CONTAINER_IMAGE=/netscratch/enroot/nvcr.io_nvidia_pytorch_23.07-py3.sqsh
# chooses a Slurm partition
PARTITION=batch
#PARTITION=RTXA6000-SLT
# set the max time limit for the job
# the general format to be used is d-hh:mm:ss
# you can ignore the mm:ss to only set the number of days and hours
MAX_TIME_LIMIT=3-0
# resource allocation (RESOURCE_ALLOCATION):
N_TASK=1
GPUS_PER_TASK=1
CPUS_PER_GPU=16
MEMORY_PER_CPU=4G
# assemble everything (feel free to modify this):
RESOURCE_ALLOCATION="--ntasks=$N_TASK --gpus-per-task=$GPUS_PER_TASK --cpus-per-gpu=$CPUS_PER_GPU --mem-per-cpu=$MEMORY_PER_CPU"
# use the current working directory as the working directory inside the container
CONTAINER_WORKDIR=`pwd`
# We mount the following (CONTAINER_MOUNTS):
# * the whole /netscratch, e.g. to keep previously created symlinks into that alive,
# * datasets /ds as readonly,
# * the working directory, $HOST_WORKDIR, which is usually the current working directory, is mapped to the $CONTAINER_WORKDIR,
# * existing conda environments, and
# * we persist any cache locations to $HOST_CACHEDIR.
HOST_WORKDIR=`pwd`
# ensure that this path exists at the host!

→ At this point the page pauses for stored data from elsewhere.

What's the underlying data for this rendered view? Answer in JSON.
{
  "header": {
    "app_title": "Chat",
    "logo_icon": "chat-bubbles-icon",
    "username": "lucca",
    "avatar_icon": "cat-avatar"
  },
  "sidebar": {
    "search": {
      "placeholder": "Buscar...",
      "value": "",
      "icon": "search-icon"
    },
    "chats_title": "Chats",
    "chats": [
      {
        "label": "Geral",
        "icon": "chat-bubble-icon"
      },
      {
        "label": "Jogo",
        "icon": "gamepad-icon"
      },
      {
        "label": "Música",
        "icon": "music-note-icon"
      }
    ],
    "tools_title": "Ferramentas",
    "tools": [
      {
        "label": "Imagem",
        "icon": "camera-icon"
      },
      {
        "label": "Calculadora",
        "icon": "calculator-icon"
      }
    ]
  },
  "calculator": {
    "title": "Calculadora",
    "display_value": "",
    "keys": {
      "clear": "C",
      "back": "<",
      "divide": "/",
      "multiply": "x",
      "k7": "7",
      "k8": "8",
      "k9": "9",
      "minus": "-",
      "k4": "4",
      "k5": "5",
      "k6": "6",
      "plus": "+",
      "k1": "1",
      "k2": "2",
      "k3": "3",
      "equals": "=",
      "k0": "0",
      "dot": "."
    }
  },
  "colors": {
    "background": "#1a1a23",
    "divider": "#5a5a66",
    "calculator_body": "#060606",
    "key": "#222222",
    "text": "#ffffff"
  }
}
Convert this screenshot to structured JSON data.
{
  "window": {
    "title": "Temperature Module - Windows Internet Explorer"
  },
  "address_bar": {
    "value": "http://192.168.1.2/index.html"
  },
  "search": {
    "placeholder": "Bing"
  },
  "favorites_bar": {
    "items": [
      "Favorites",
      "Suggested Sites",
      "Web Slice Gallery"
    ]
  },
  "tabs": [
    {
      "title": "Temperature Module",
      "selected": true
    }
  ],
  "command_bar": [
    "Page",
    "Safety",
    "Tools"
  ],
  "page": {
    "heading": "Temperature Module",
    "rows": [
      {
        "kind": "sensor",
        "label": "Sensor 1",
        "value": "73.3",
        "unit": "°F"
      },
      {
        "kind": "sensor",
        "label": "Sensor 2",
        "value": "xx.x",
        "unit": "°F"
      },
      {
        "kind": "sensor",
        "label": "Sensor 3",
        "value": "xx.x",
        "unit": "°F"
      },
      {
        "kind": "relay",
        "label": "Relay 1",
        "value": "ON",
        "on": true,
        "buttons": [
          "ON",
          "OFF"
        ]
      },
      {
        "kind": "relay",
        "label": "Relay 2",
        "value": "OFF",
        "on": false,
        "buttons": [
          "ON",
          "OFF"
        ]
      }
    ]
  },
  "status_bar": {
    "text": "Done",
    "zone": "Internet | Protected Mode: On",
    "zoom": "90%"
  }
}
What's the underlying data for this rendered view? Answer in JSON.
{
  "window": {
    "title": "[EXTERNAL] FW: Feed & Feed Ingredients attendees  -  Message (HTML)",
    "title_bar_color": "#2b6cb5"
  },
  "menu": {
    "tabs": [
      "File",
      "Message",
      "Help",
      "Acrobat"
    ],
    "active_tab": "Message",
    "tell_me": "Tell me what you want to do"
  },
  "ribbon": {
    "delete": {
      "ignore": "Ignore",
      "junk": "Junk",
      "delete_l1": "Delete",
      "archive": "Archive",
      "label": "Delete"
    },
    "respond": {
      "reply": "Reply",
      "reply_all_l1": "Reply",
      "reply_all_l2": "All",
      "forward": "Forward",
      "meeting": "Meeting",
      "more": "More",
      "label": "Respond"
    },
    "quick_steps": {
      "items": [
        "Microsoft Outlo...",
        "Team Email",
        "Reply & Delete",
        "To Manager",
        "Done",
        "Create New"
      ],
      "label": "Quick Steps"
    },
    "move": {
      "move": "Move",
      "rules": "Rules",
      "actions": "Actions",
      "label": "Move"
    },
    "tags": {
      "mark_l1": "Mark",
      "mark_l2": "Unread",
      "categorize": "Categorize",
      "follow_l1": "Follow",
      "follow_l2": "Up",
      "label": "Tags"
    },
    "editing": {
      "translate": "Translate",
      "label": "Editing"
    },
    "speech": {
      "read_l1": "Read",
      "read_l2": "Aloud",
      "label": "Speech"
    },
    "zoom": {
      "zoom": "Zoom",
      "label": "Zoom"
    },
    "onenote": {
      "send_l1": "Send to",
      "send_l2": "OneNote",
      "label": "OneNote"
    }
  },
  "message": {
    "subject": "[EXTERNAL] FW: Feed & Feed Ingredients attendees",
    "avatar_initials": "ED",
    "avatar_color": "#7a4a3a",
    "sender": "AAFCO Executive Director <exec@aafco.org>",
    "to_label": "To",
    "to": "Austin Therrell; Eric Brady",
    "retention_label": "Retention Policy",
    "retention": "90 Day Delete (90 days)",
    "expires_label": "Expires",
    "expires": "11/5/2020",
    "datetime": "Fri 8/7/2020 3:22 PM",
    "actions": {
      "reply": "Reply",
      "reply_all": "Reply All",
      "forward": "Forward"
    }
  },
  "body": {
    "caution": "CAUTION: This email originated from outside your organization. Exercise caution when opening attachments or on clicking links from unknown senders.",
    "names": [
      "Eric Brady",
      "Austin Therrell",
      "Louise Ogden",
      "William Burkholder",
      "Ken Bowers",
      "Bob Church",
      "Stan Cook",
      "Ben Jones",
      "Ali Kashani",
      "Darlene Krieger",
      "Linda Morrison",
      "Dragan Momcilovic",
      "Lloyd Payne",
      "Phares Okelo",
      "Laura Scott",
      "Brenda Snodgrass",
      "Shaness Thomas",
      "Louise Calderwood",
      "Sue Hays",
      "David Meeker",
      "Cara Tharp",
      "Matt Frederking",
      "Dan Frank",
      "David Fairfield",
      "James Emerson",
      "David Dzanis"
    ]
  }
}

HOST_CACHEDIR=/netscratch/$USER/.cache_slurm
# change this if you have installed miniconda to another location
HOST_CONDA_ENVS_DIR=/netscratch/$USER/miniconda3
# change this if you use another Enroot image with a different conda location
CONTAINER_CONDA_ENVS_DIR=/opt/conda
# assemble everything:
CONTAINER_MOUNTS=/netscratch:/netscratch,/ds:/ds:ro,"$HOST_WORKDIR":"$CONTAINER_WORKDIR","$HOST_CONDA_ENVS_DIR":"$CONTAINER_CONDA_ENVS_DIR","$HOST_CACHEDIR":"/home/$USER/.cache","$HOST_CACHEDIR":/root/.cache,"$HOST_CACHEDIR":/home/root/.cache
# Define which conda environment should be activated. Set to $CONDA_DEFAULT_ENV, to use the one that is activated at
# the host. If not defined, no conda environment will be activated and the base python interpreter will be used.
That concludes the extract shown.